© Pavel Ignatov, Adobe Stock
- NZD to lag G10 rivals due to morobund economy says Soc Gen.
- NZD will not be able to capitalise on broad weakening of USD.
- NZD/USD to move sideways as GBP/NZD rises by 7% next year.
The Pound will rise against the New Zealand Dollar in the year ahead as the Kiwi currency is hamstrung by a moribund economy, which will prevent it from capitalising on a weaker U.S. Dollar in 2019 according to the latest forecasts from Societe Generale.
Currency markets will undergo a regime change next year that sees the U.S. Dollar knocked off its perch, enabling other G10 currencies to rise from the depths that were plumbed this year while under the duress of a resurgent greenback, which has swapped a 4% loss for a 5% annual gain in 2018.
"This impressive performance however, is unlikely to be maintained in 2019 as the Federal Reserve reaches the peak of the rate cycle, as US growth starts to lose momentum and relative growth expectations deteriorate, and as the focus shifts back to the US’ twin current account and budget deficits," says Kit Juckes, chief FX strategist at Societe Generale.
The Federal Reserve has been at the heart of this year's price action, buoying the greenback and crushing all other currencies as it lifted U.S. interest rates to a new post-crisis high of 2.25%, and will be on the front line again in 2019 as that rate hiking cycle comes to an end and the Dollar falls accordingly.
However, the Kiwi currency will not be able to benefit from the about-turn in policy over in North America, as markets will increasingly focus on a weak New Zealand economy that remains under siege from a series of domestic and international headwinds such as low business confidence and the 'trade war' between the U.S. and China.
"We expect the Kiwi dollar to be a laggard in 1H19 due to the lack of a compelling growth story. We see AUD/NZD persisting on its long-term upward trajectory, but NZD/USD will likely be supported by the US dollar’s gradual decline. The risk of a continued worsening of US-China trade relations implies downside risk to our NZD/USD forecast, but upside risk for the AUD/NZD cross," says Kit Juckes, chief FX strategist at Societe Generale.
Above: NZD/USD (red & blue) at daily intervals with NZ-U.S. 2-year yield spread (orange).

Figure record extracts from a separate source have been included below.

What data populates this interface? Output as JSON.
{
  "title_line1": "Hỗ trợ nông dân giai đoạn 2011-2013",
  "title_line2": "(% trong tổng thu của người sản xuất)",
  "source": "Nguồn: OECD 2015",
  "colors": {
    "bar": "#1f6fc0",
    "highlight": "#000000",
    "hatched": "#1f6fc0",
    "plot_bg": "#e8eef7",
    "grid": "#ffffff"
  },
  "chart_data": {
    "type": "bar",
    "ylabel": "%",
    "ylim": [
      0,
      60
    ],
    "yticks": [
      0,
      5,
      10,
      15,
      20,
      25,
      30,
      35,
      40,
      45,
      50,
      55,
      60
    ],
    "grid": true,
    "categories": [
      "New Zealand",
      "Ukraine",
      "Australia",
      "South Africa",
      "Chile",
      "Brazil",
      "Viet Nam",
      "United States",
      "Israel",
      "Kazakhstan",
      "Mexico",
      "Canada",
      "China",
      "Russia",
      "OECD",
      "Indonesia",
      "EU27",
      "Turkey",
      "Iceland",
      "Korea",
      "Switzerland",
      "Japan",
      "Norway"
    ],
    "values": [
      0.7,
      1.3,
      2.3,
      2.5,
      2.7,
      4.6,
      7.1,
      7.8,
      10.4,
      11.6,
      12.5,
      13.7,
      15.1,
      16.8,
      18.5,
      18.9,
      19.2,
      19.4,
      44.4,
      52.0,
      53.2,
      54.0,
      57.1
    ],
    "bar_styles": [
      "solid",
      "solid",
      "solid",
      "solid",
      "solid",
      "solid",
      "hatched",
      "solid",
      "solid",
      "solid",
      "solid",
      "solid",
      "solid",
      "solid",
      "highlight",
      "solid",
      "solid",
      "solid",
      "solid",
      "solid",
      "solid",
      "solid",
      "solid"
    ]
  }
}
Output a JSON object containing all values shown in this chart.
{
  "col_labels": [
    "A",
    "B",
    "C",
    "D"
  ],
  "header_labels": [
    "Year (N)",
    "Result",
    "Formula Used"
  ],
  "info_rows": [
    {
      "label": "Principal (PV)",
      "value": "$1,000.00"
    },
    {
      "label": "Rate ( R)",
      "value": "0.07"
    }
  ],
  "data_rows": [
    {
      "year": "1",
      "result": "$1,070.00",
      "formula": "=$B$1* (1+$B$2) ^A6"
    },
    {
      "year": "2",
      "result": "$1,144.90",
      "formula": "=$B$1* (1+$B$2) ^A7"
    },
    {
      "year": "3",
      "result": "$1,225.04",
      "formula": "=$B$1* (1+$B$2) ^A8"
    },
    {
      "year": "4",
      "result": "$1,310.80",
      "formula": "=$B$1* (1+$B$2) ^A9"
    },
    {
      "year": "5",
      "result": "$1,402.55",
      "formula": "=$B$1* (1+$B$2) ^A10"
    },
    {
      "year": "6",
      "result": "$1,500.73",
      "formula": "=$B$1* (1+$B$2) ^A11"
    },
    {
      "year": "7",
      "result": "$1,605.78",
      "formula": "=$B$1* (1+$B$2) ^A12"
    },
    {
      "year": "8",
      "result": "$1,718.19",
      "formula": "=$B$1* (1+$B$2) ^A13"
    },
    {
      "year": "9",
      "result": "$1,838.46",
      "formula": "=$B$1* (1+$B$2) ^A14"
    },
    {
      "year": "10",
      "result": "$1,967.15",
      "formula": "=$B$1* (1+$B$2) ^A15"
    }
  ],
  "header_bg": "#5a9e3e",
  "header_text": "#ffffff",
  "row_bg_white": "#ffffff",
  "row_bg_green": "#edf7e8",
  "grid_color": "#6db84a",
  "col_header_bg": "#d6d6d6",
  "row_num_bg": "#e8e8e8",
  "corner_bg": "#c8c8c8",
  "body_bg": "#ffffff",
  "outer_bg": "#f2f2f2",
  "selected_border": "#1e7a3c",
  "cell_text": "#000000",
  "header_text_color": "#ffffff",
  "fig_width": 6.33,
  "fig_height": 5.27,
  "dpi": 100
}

The New Zealand Dollar wracked up punishing losses during the first three quarters of 2018 as markets responded to signs of a deteriorating growth and inflation outlook that led the Reserve Bank of New Zealand (RBNZ) to warn in July that it could cut Kiwi interest rates in the New Year if things do not improve toward year-end.
Since then data for the second quarter has shown the Kiwi economy growing faster than many had expected and inflation rising by a fraction. Unemployment has also fallen further over recent months and government spending is expected to support growth over the coming quarters.
But data covering the third and final quarters will be released only gradually over the coming months and much rests on the GDP, wage growth and inflation figures. Juckes and the Societe Generale team are not optimistic about prospects for a marked turnaround, although others are.
"The housing market in Auckland has cooled markedly on the back of restrictions on foreign buyers and tighter lending standards, but there has been no crash. Net migration flows have continued to decline. Although the unemployment rate has fallen steadily, wage pressures remain moderate. Still, business sentiment has been very weak since the Labour-led government came to power in September 2017," Juckes explains.
Above: GBP/NZD (red & blue) at daily intervals with GB-NZ 2-year yield spread (orange).
If third quarter GDP data released in December, and final quarter data out in the New Year, fail to lift sentiment toward the New Zealand Dollar then there is a danger the Kiwi currency will not be able to capitalise on any weakening of the U.S. greenback next year because markets may continue to fear a Reserve Bank of New Zealand interest rate cut.
Juckes and the Societe Generale team are assuming this is what will happen and that the NZD/USD rate will remain at 0.68 until June 2019 before climbing only to 0.70 in time for year-end.
The Pound-to-Kiwi rate meanwhile, is forecast to rise to 1.85 before the end of March 2019 and to climb all the way up to 1.95 before the curtain closes on that year, because Sterling's Brexit-related undervaluation and correlation with the EUR/USD mean it can be expected to exploit a weaker U.S. greenback.